Sofern festgestellt wurde, dass eine Besichtigung von Standorten und Betriebsstätten vor Ort erforderlich ist, muss dieser Teil des Audits auf einen späteren Termin verschoben werden (innerhalb von 6 Monaten).  Wenn die Remote-Audits nicht zum erforderlichen, kalkulierten Auditumfang durchgeführt werden konnten, ist ein Nachaudit erforderlich, dies soll dann innerhalb von max. 6 Monaten erfolgen.

Besonderheiten bei anderen Regelwerken

IT-Sicherheitskatalog gem. §11 Abs. 1a EnWG für Netzbetreiber

Hier sind zusätzliche Vorgaben der Bundesnetzagentur (BNetzA) zu beachten: Remote-Audits können zu maximal 50% (bei Überwachungsaudits) bzw. 70% (bei Re-Zertifizierungsaudits) erfolgen. Standorte und Betriebsstätten müssen Vor-Ort auditiert werden.  Eine Verschiebung der Fristen um max. 6 Monate ist vorläufig weiterhin eingeschränkt zulässig. Voraussetzung für eine Verschiebung sind behördliche Auflagen. BNetzA: „Der ausgefallene Audittermin ist schnellstmöglich nachzuholen. Durch den Netzbetreiber ist detailliert nachzuweisen, dass die reguläre Durchführung des Audits angesichts der Corona-Pandemie vor dem Hintergrund einer internen Risikobeurteilung nicht möglich ist. Die Bundesnetzagentur behält sich vor, sich von den Zertifizierungsunternehmen bzw. den Kunden/Netzbetreibern entsprechende Nachweise vorlegen zu lassen. Die Bundesnetzagentur ist durch die Zertifizierungsstellen über die Verschiebung von Re-Zertifizierungsaudits, und die damit einhergehende Verlängerung der Zertifizierung für einen Zeitraum von nicht mehr als 6 Monaten über das ursprüngliche Ablaufdatum hinaus, zu informieren.“ Bei Netzbetreibern übrigens sind Home-Office-Tätigkeiten im Gegensatz zu einem Standard-ISMS häufig nicht zulässig.

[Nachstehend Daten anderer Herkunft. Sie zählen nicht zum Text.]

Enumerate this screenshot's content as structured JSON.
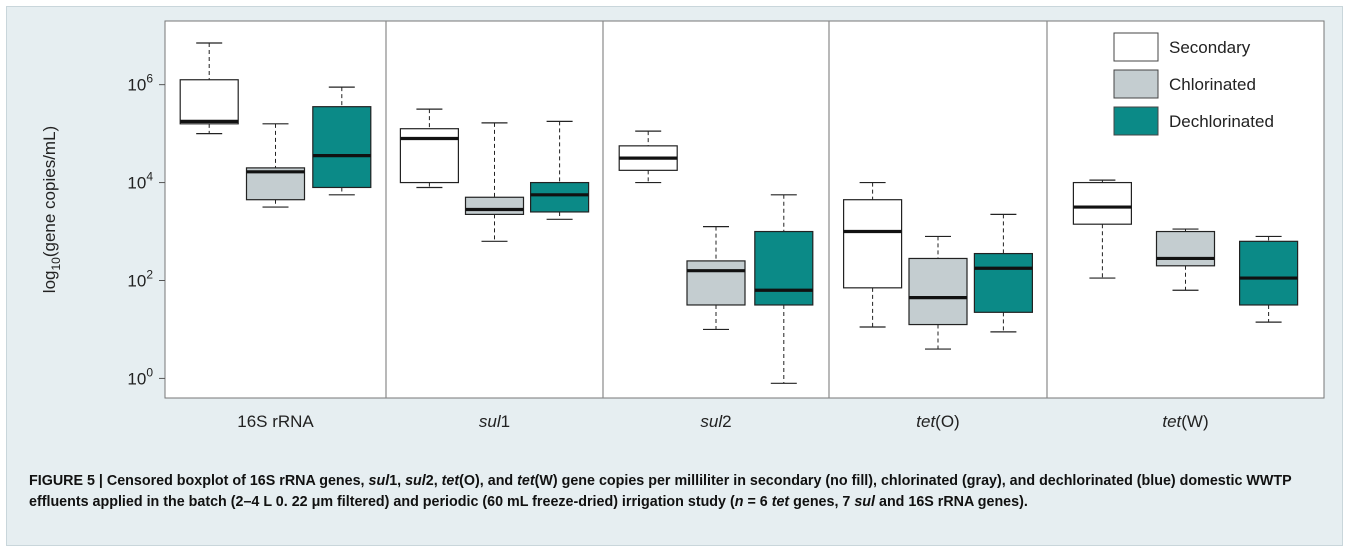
{
  "chart_data": {
    "type": "boxplot",
    "scale": "log",
    "ylabel": {
      "prefix": "log",
      "sub": "10",
      "suffix": "(gene copies/mL)"
    },
    "yticks": [
      {
        "value": 0,
        "base": "10",
        "exp": "0"
      },
      {
        "value": 2,
        "base": "10",
        "exp": "2"
      },
      {
        "value": 4,
        "base": "10",
        "exp": "4"
      },
      {
        "value": 6,
        "base": "10",
        "exp": "6"
      }
    ],
    "ylim_log10": [
      -0.4,
      7.3
    ],
    "categories": [
      {
        "name": "16S rRNA",
        "prefix": "",
        "italic": "",
        "suffix": "16S rRNA"
      },
      {
        "name": "sul1",
        "prefix": "",
        "italic": "sul",
        "suffix": "1"
      },
      {
        "name": "sul2",
        "prefix": "",
        "italic": "sul",
        "suffix": "2"
      },
      {
        "name": "tet(O)",
        "prefix": "",
        "italic": "tet",
        "suffix": "(O)"
      },
      {
        "name": "tet(W)",
        "prefix": "",
        "italic": "tet",
        "suffix": "(W)"
      }
    ],
    "series": [
      {
        "name": "Secondary",
        "color": "#ffffff"
      },
      {
        "name": "Chlorinated",
        "color": "#c4cdd0"
      },
      {
        "name": "Dechlorinated",
        "color": "#0b8a87"
      }
    ],
    "boxes_log10": [
      [
        {
          "whisker_low": 5.0,
          "q1": 5.2,
          "median": 5.25,
          "q3": 6.1,
          "whisker_high": 6.85
        },
        {
          "whisker_low": 3.5,
          "q1": 3.65,
          "median": 4.22,
          "q3": 4.3,
          "whisker_high": 5.2
        },
        {
          "whisker_low": 3.75,
          "q1": 3.9,
          "median": 4.55,
          "q3": 5.55,
          "whisker_high": 5.95
        }
      ],
      [
        {
          "whisker_low": 3.9,
          "q1": 4.0,
          "median": 4.9,
          "q3": 5.1,
          "whisker_high": 5.5
        },
        {
          "whisker_low": 2.8,
          "q1": 3.35,
          "median": 3.45,
          "q3": 3.7,
          "whisker_high": 5.22
        },
        {
          "whisker_low": 3.25,
          "q1": 3.4,
          "median": 3.75,
          "q3": 4.0,
          "whisker_high": 5.25
        }
      ],
      [
        {
          "whisker_low": 4.0,
          "q1": 4.25,
          "median": 4.5,
          "q3": 4.75,
          "whisker_high": 5.05
        },
        {
          "whisker_low": 1.0,
          "q1": 1.5,
          "median": 2.2,
          "q3": 2.4,
          "whisker_high": 3.1
        },
        {
          "whisker_low": -0.1,
          "q1": 1.5,
          "median": 1.8,
          "q3": 3.0,
          "whisker_high": 3.75
        }
      ],
      [
        {
          "whisker_low": 1.05,
          "q1": 1.85,
          "median": 3.0,
          "q3": 3.65,
          "whisker_high": 4.0
        },
        {
          "whisker_low": 0.6,
          "q1": 1.1,
          "median": 1.65,
          "q3": 2.45,
          "whisker_high": 2.9
        },
        {
          "whisker_low": 0.95,
          "q1": 1.35,
          "median": 2.25,
          "q3": 2.55,
          "whisker_high": 3.35
        }
      ],
      [
        {
          "whisker_low": 2.05,
          "q1": 3.15,
          "median": 3.5,
          "q3": 4.0,
          "whisker_high": 4.05
        },
        {
          "whisker_low": 1.8,
          "q1": 2.3,
          "median": 2.45,
          "q3": 3.0,
          "whisker_high": 3.05
        },
        {
          "whisker_low": 1.15,
          "q1": 1.5,
          "median": 2.05,
          "q3": 2.8,
          "whisker_high": 2.9
        }
      ]
    ],
    "legend_position": "top-right",
    "grid": false
  },
  "caption": {
    "lead": "FIGURE 5 | Censored boxplot of 16S rRNA genes, ",
    "g1": "sul",
    "g1b": "1, ",
    "g2": "sul",
    "g2b": "2, ",
    "g3": "tet",
    "g3b": "(O), and ",
    "g4": "tet",
    "g4b": "(W) gene copies per milliliter in secondary (no fill), chlorinated (gray), and dechlorinated (blue) domestic WWTP effluents applied in the batch (2–4 L 0. 22 μm filtered) and periodic (60 mL freeze-dried) irrigation study (",
    "n": "n",
    "nb": " = 6 ",
    "g5": "tet",
    "g5b": " genes, 7 ",
    "g6": "sul",
    "g6b": " and 16S rRNA genes)."
  }
}
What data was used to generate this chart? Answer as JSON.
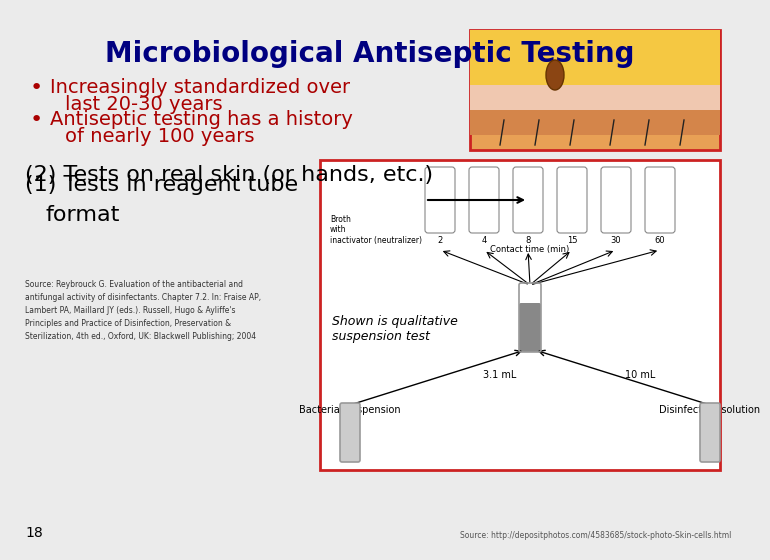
{
  "title": "Microbiological Antiseptic Testing",
  "title_color": "#000080",
  "title_fontsize": 20,
  "title_fontweight": "bold",
  "bg_color": "#ebebeb",
  "section1_line1": "(1) Tests in reagent tube",
  "section1_line2": "    format",
  "section1_color": "#000000",
  "section1_fontsize": 16,
  "label_bacterial": "Bacterial suspension",
  "label_disinfectant": "Disinfectant solution",
  "label_shown1": "Shown is qualitative",
  "label_shown2": "suspension test",
  "vol_left": "3.1 mL",
  "vol_right": "10 mL",
  "contact_time_label": "Contact time (min)",
  "time_labels": [
    "2",
    "4",
    "8",
    "15",
    "30",
    "60"
  ],
  "broth_label": "Broth\nwith\ninactivator (neutralizer)",
  "source_text1": "Source: Reybrouck G. Evaluation of the antibacterial and",
  "source_text2": "antifungal activity of disinfectants. Chapter 7.2. In: Fraise AP,",
  "source_text3": "Lambert PA, Maillard JY (eds.). Russell, Hugo & Ayliffe's",
  "source_text4": "Principles and Practice of Disinfection, Preservation &",
  "source_text5": "Sterilization, 4th ed., Oxford, UK: Blackwell Publishing; 2004",
  "section2_text": "(2) Tests on real skin (or hands, etc.)",
  "section2_color": "#000000",
  "section2_fontsize": 16,
  "bullet1_line1": "Antiseptic testing has a history",
  "bullet1_line2": "of nearly 100 years",
  "bullet2_line1": "Increasingly standardized over",
  "bullet2_line2": "last 20-30 years",
  "bullet_color": "#aa0000",
  "bullet_fontsize": 14,
  "page_num": "18",
  "source_bottom": "Source: http://depositphotos.com/4583685/stock-photo-Skin-cells.html",
  "box_edge_color": "#cc2222"
}
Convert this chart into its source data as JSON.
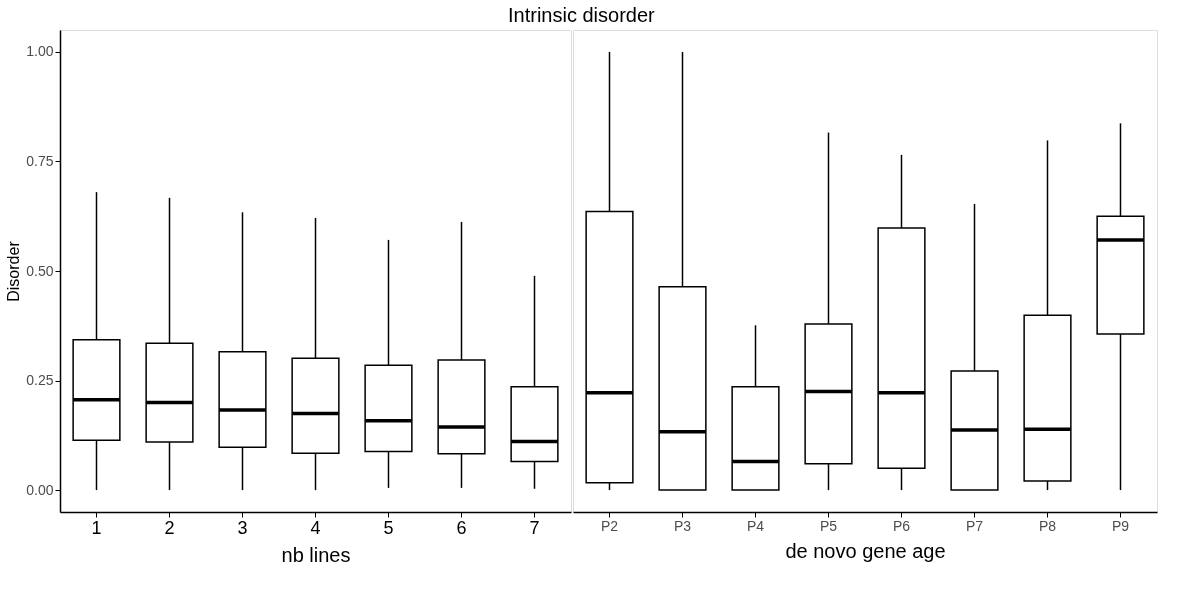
{
  "chart_data": [
    {
      "type": "box",
      "title": "Intrinsic disorder",
      "xlabel": "nb lines",
      "ylabel": "Disorder",
      "grid": false,
      "categories": [
        "1",
        "2",
        "3",
        "4",
        "5",
        "6",
        "7"
      ],
      "ylim": [
        -0.05,
        1.05
      ],
      "yticks": [
        {
          "value": 0,
          "label": "0.00"
        },
        {
          "value": 0.25,
          "label": "0.25"
        },
        {
          "value": 0.5,
          "label": "0.50"
        },
        {
          "value": 0.75,
          "label": "0.75"
        },
        {
          "value": 1,
          "label": "1.00"
        }
      ],
      "boxes": [
        {
          "low": 0,
          "q1": 0.114,
          "median": 0.206,
          "q3": 0.343,
          "high": 0.68
        },
        {
          "low": 0,
          "q1": 0.11,
          "median": 0.2,
          "q3": 0.335,
          "high": 0.667
        },
        {
          "low": 0,
          "q1": 0.098,
          "median": 0.183,
          "q3": 0.316,
          "high": 0.634
        },
        {
          "low": 0,
          "q1": 0.084,
          "median": 0.175,
          "q3": 0.301,
          "high": 0.621
        },
        {
          "low": 0.005,
          "q1": 0.088,
          "median": 0.158,
          "q3": 0.285,
          "high": 0.571
        },
        {
          "low": 0.005,
          "q1": 0.083,
          "median": 0.144,
          "q3": 0.297,
          "high": 0.612
        },
        {
          "low": 0.003,
          "q1": 0.065,
          "median": 0.111,
          "q3": 0.236,
          "high": 0.489
        }
      ]
    },
    {
      "type": "box",
      "xlabel": "de novo gene age",
      "grid": false,
      "tick_labels": "x",
      "categories": [
        "P2",
        "P3",
        "P4",
        "P5",
        "P6",
        "P7",
        "P8",
        "P9"
      ],
      "ylim": [
        -0.05,
        1.05
      ],
      "boxes": [
        {
          "low": 0,
          "q1": 0.017,
          "median": 0.222,
          "q3": 0.636,
          "high": 1.0
        },
        {
          "low": 0,
          "q1": 0,
          "median": 0.133,
          "q3": 0.464,
          "high": 1.0
        },
        {
          "low": 0,
          "q1": 0,
          "median": 0.065,
          "q3": 0.236,
          "high": 0.376
        },
        {
          "low": 0,
          "q1": 0.06,
          "median": 0.225,
          "q3": 0.379,
          "high": 0.816
        },
        {
          "low": 0,
          "q1": 0.05,
          "median": 0.222,
          "q3": 0.598,
          "high": 0.765
        },
        {
          "low": 0,
          "q1": 0,
          "median": 0.137,
          "q3": 0.272,
          "high": 0.653
        },
        {
          "low": 0,
          "q1": 0.021,
          "median": 0.139,
          "q3": 0.399,
          "high": 0.798
        },
        {
          "low": 0,
          "q1": 0.356,
          "median": 0.571,
          "q3": 0.625,
          "high": 0.837
        }
      ]
    }
  ]
}
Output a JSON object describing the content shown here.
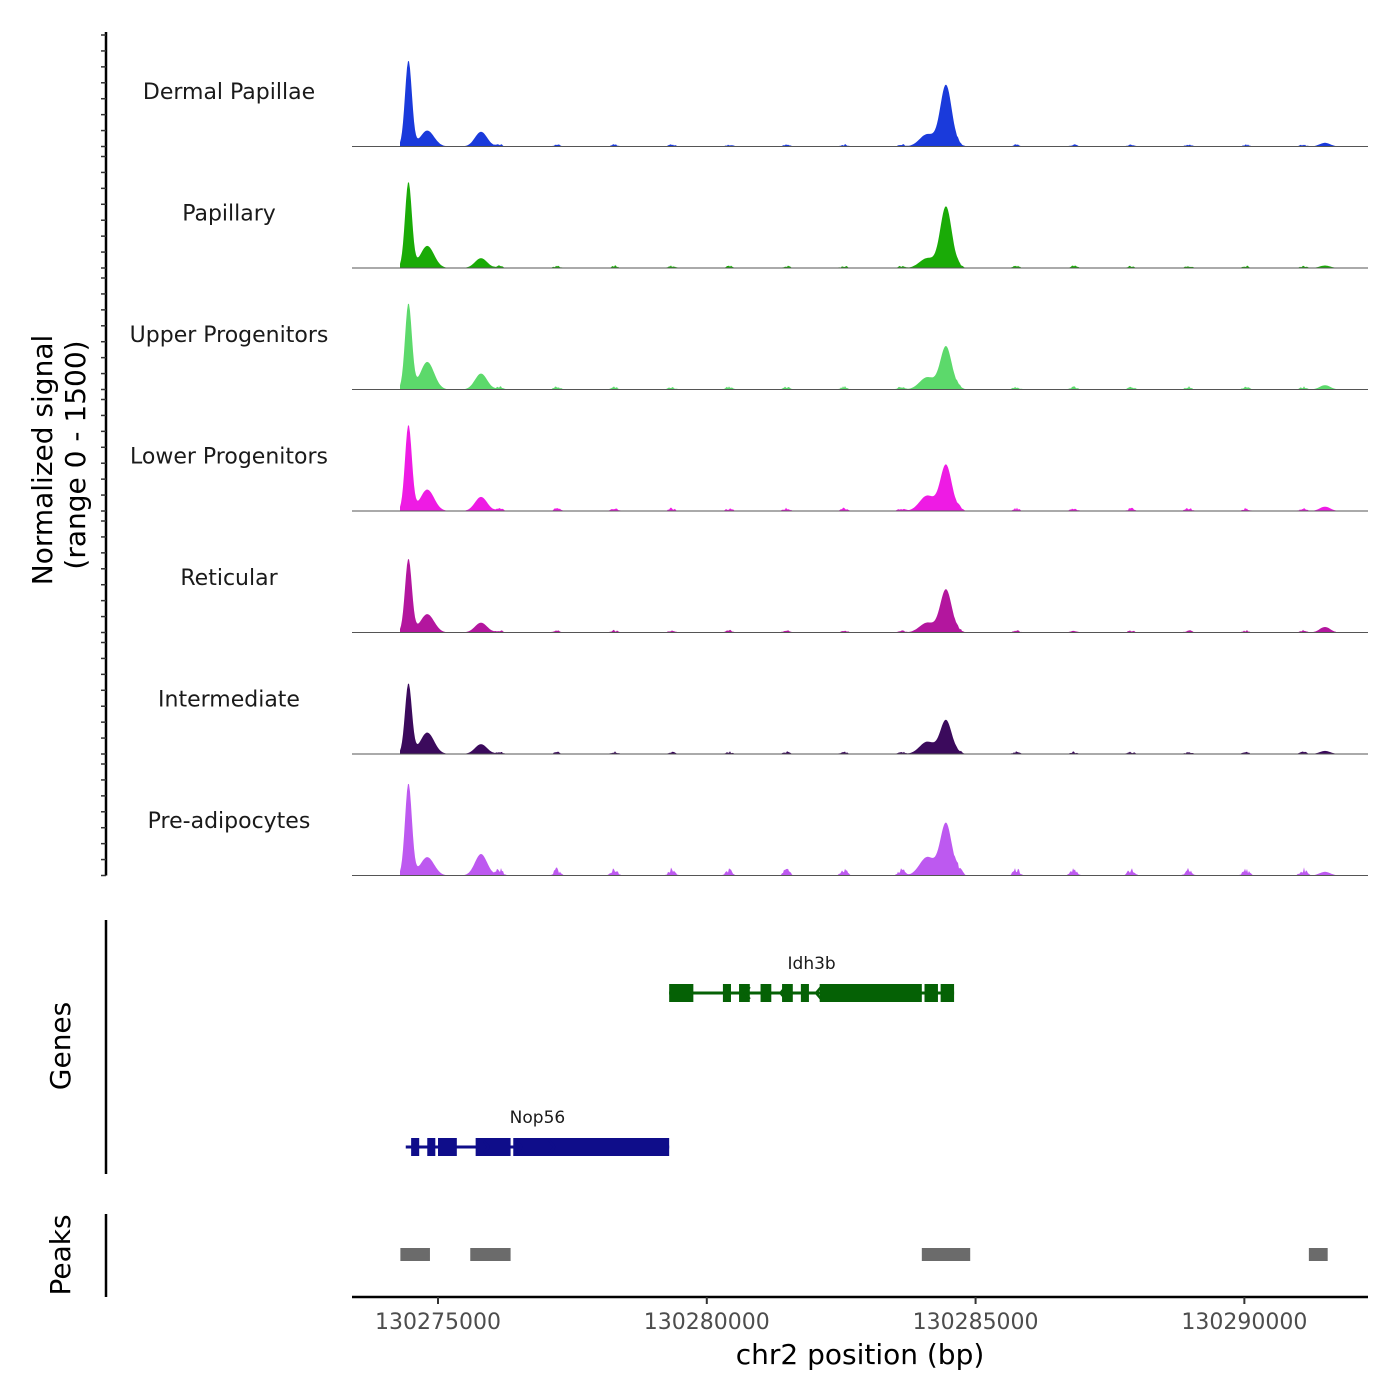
{
  "chart_data": {
    "type": "area",
    "title": "",
    "xlabel": "chr2 position (bp)",
    "ylabel_lines": [
      "Normalized signal",
      "(range 0 - 1500)"
    ],
    "ylim": [
      0,
      1500
    ],
    "xlim": [
      130273400,
      130292300
    ],
    "x_ticks": [
      130275000,
      130280000,
      130285000,
      130290000
    ],
    "x_tick_labels": [
      "130275000",
      "130280000",
      "130285000",
      "130290000"
    ],
    "peak_positions": [
      130274450,
      130274800,
      130275800,
      130284100,
      130284450,
      130291500
    ],
    "series": [
      {
        "name": "Dermal Papillae",
        "color": "#1a3adb",
        "heights": [
          1400,
          260,
          240,
          200,
          1000,
          60
        ],
        "tail": 30
      },
      {
        "name": "Papillary",
        "color": "#1aab07",
        "heights": [
          1400,
          360,
          160,
          160,
          1000,
          40
        ],
        "tail": 30
      },
      {
        "name": "Upper Progenitors",
        "color": "#5cd96b",
        "heights": [
          1400,
          450,
          260,
          200,
          700,
          70
        ],
        "tail": 40
      },
      {
        "name": "Lower Progenitors",
        "color": "#ee1be4",
        "heights": [
          1400,
          350,
          230,
          250,
          750,
          70
        ],
        "tail": 40
      },
      {
        "name": "Reticular",
        "color": "#b3169e",
        "heights": [
          1200,
          300,
          160,
          160,
          700,
          90
        ],
        "tail": 30
      },
      {
        "name": "Intermediate",
        "color": "#3b0a5c",
        "heights": [
          1150,
          350,
          160,
          200,
          550,
          50
        ],
        "tail": 30
      },
      {
        "name": "Pre-adipocytes",
        "color": "#bd59f0",
        "heights": [
          1500,
          300,
          350,
          300,
          850,
          60
        ],
        "tail": 90
      }
    ],
    "genes_title": "Genes",
    "genes": [
      {
        "name": "Idh3b",
        "start": 130279300,
        "end": 130284600,
        "strand": "-",
        "color": "#056105",
        "exons": [
          [
            130279300,
            130279750
          ],
          [
            130280300,
            130280450
          ],
          [
            130280600,
            130280800
          ],
          [
            130281000,
            130281200
          ],
          [
            130281400,
            130281600
          ],
          [
            130281750,
            130281900
          ],
          [
            130282100,
            130284000
          ],
          [
            130284050,
            130284300
          ],
          [
            130284350,
            130284600
          ]
        ]
      },
      {
        "name": "Nop56",
        "start": 130274400,
        "end": 130279300,
        "strand": "+",
        "color": "#0f0d8a",
        "exons": [
          [
            130274500,
            130274650
          ],
          [
            130274800,
            130274950
          ],
          [
            130275000,
            130275350
          ],
          [
            130275700,
            130276350
          ],
          [
            130276400,
            130279300
          ]
        ]
      }
    ],
    "peaks_title": "Peaks",
    "peaks": [
      [
        130274300,
        130274850
      ],
      [
        130275600,
        130276350
      ],
      [
        130284000,
        130284900
      ],
      [
        130291200,
        130291550
      ]
    ]
  }
}
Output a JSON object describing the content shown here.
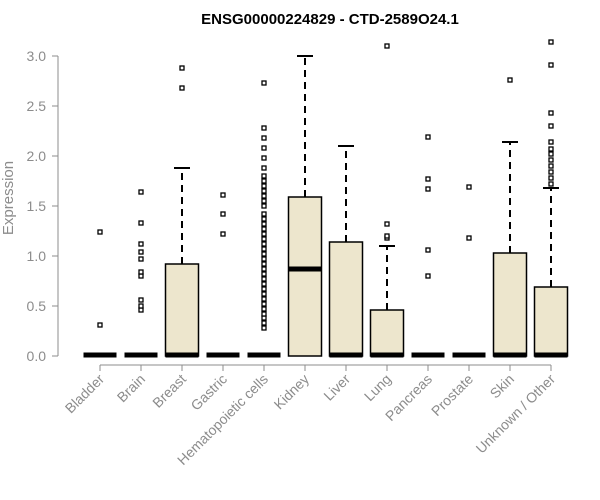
{
  "chart_data": {
    "type": "box",
    "title": "ENSG00000224829 - CTD-2589O24.1",
    "xlabel": "",
    "ylabel": "Expression",
    "ylim": [
      0,
      3.0
    ],
    "yticks": [
      0.0,
      0.5,
      1.0,
      1.5,
      2.0,
      2.5,
      3.0
    ],
    "ytick_labels": [
      "0.0",
      "0.5",
      "1.0",
      "1.5",
      "2.0",
      "2.5",
      "3.0"
    ],
    "box_fill": "#ede6cd",
    "line_color": "#000000",
    "axis_color": "#8c8c8c",
    "categories": [
      "Bladder",
      "Brain",
      "Breast",
      "Gastric",
      "Hematopoietic cells",
      "Kidney",
      "Liver",
      "Lung",
      "Pancreas",
      "Prostate",
      "Skin",
      "Unknown / Other"
    ],
    "boxes": [
      {
        "q1": 0,
        "median": 0,
        "q3": 0,
        "whisker_low": 0,
        "whisker_high": 0,
        "outliers": [
          0.31,
          1.24
        ]
      },
      {
        "q1": 0,
        "median": 0,
        "q3": 0,
        "whisker_low": 0,
        "whisker_high": 0,
        "outliers": [
          0.46,
          0.5,
          0.56,
          0.8,
          0.84,
          0.97,
          1.04,
          1.12,
          1.33,
          1.64
        ]
      },
      {
        "q1": 0,
        "median": 0,
        "q3": 0.92,
        "whisker_low": 0,
        "whisker_high": 1.88,
        "outliers": [
          2.68,
          2.88
        ]
      },
      {
        "q1": 0,
        "median": 0,
        "q3": 0,
        "whisker_low": 0,
        "whisker_high": 0,
        "outliers": [
          1.22,
          1.42,
          1.61
        ]
      },
      {
        "q1": 0,
        "median": 0,
        "q3": 0,
        "whisker_low": 0,
        "whisker_high": 0,
        "outliers": [
          0.28,
          0.33,
          0.38,
          0.42,
          0.47,
          0.52,
          0.57,
          0.62,
          0.67,
          0.72,
          0.77,
          0.82,
          0.87,
          0.92,
          0.97,
          1.02,
          1.07,
          1.12,
          1.17,
          1.22,
          1.27,
          1.32,
          1.37,
          1.42,
          1.5,
          1.55,
          1.6,
          1.65,
          1.7,
          1.75,
          1.8,
          1.88,
          1.98,
          2.08,
          2.18,
          2.28,
          2.73
        ]
      },
      {
        "q1": 0,
        "median": 0.86,
        "q3": 1.59,
        "whisker_low": 0,
        "whisker_high": 3.0,
        "outliers": []
      },
      {
        "q1": 0,
        "median": 0,
        "q3": 1.14,
        "whisker_low": 0,
        "whisker_high": 2.1,
        "outliers": []
      },
      {
        "q1": 0,
        "median": 0,
        "q3": 0.46,
        "whisker_low": 0,
        "whisker_high": 1.1,
        "outliers": [
          1.18,
          1.2,
          1.32,
          3.1
        ]
      },
      {
        "q1": 0,
        "median": 0,
        "q3": 0,
        "whisker_low": 0,
        "whisker_high": 0,
        "outliers": [
          0.8,
          1.06,
          1.67,
          1.77,
          2.19
        ]
      },
      {
        "q1": 0,
        "median": 0,
        "q3": 0,
        "whisker_low": 0,
        "whisker_high": 0,
        "outliers": [
          1.18,
          1.69
        ]
      },
      {
        "q1": 0,
        "median": 0,
        "q3": 1.03,
        "whisker_low": 0,
        "whisker_high": 2.14,
        "outliers": [
          2.76
        ]
      },
      {
        "q1": 0,
        "median": 0,
        "q3": 0.69,
        "whisker_low": 0,
        "whisker_high": 1.68,
        "outliers": [
          1.72,
          1.78,
          1.84,
          1.9,
          1.96,
          2.02,
          2.07,
          2.14,
          2.3,
          2.43,
          2.91,
          3.14
        ]
      }
    ]
  }
}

IT-Sicherheitskatalog gem. §11 Abs. 1b EnWG für Energieanlagenbetreiber:

Hierzu gibt es noch keine dezidierten Vorgaben; hilfsweise werden häufig die o.g. Vorgaben herangezogen.

ISO 27001 auf der Basis von IT-Grundschutz des Bundesamtes für Sicherheit in der Informationstechnik:

Ähnlich wie bei akkreditierten Zertifizierungsstellen können Remote-Audits durchgeführt werden, inzwischen auch bei Erst-Zertifizierungen. Zunächst sollten nur Re-Zertifizierungs- und Überwachungsaudits durch Auditoren durchgeführt werden, die die jeweiligen Informationsverbünde gut kennen. Erforderlich ist nunmehr eine formlose Risikobewertung, in der dargestellt wird, „wie das Remote-Audit durchgeführt werden soll und welche Aspekte ggf. nicht ausreichend geprüft werden können“ [BSI]. Das BSI behält sich vor, ggf. dieses Audit teilweise zu begleiten.

KRITIS-Verfahren gem. §8a BSIG:

Bei Audits in Kritischen Infrastrukturen stellt das BSI im „Konzeptpapier: Remote-Prüfungen in der Corona-Pandemie“ vom 30.11.2020 fest, dass aus Sicht des BSI „die Durchführung einer Vor-Ort-Prüfung bei Betreibern Kritischer Infrastrukturen ein notwendiges Maß an Qualität [sicherstellt], damit ein Prüfer mit ausreichender Sicherheit die Absicherung gemäß § 8a Absatz 1 BSIG bestätigen kann. Die Durchführung einer Remote-Prüfung an Stelle einer Vor-Ort-Prüfung bei Betreibern Kritischer Infrastrukturen stellt daher grundsätzlich einen Prüfmangel dar.“ Gleichwohl werden Voraussetzungen genannt, bei denen eine Remote-Prüfung zulässig ist; die Bedingungen orientieren sich dabei an den Inzidenzwerten (Wert > 35). Ähnlich wie bei IT-Grundschutz und BSI TR-03109-6 ist eine Risikobewertung erforderlich, die jedoch im o.g. Konzeptpapier näher vorgegeben ist. Darüber hinaus werden  im Anhang  weitere Normen genannt, die berücksichtigt werden können, hier findet sich auch das IAF-Dokument MD4.

Smart Meter Gateway Administration gem. BSI TR-03109-6:

Auch diese Audits dürfen inzwischen vollständig remote erfolgen, auch hier ist eine formlose Risikobewertung erforderlich. BSI: „Bei der Risikobewertung sollten z.B. folgende Aspekte berücksichtigt werden: Vorliegen aller Dokumente für Auditphase 1, Größe des zu auditierenden Bereichs, Dislokation der Liegenschaften, Vorhandensein einer ISMS-Zertifizierung ggf. mit einem anderen Scope.“

Sind Ihnen noch andere Regelungen bekannt? Ich freue mich auf Ihr Feedback. Bleiben Sie Gesund!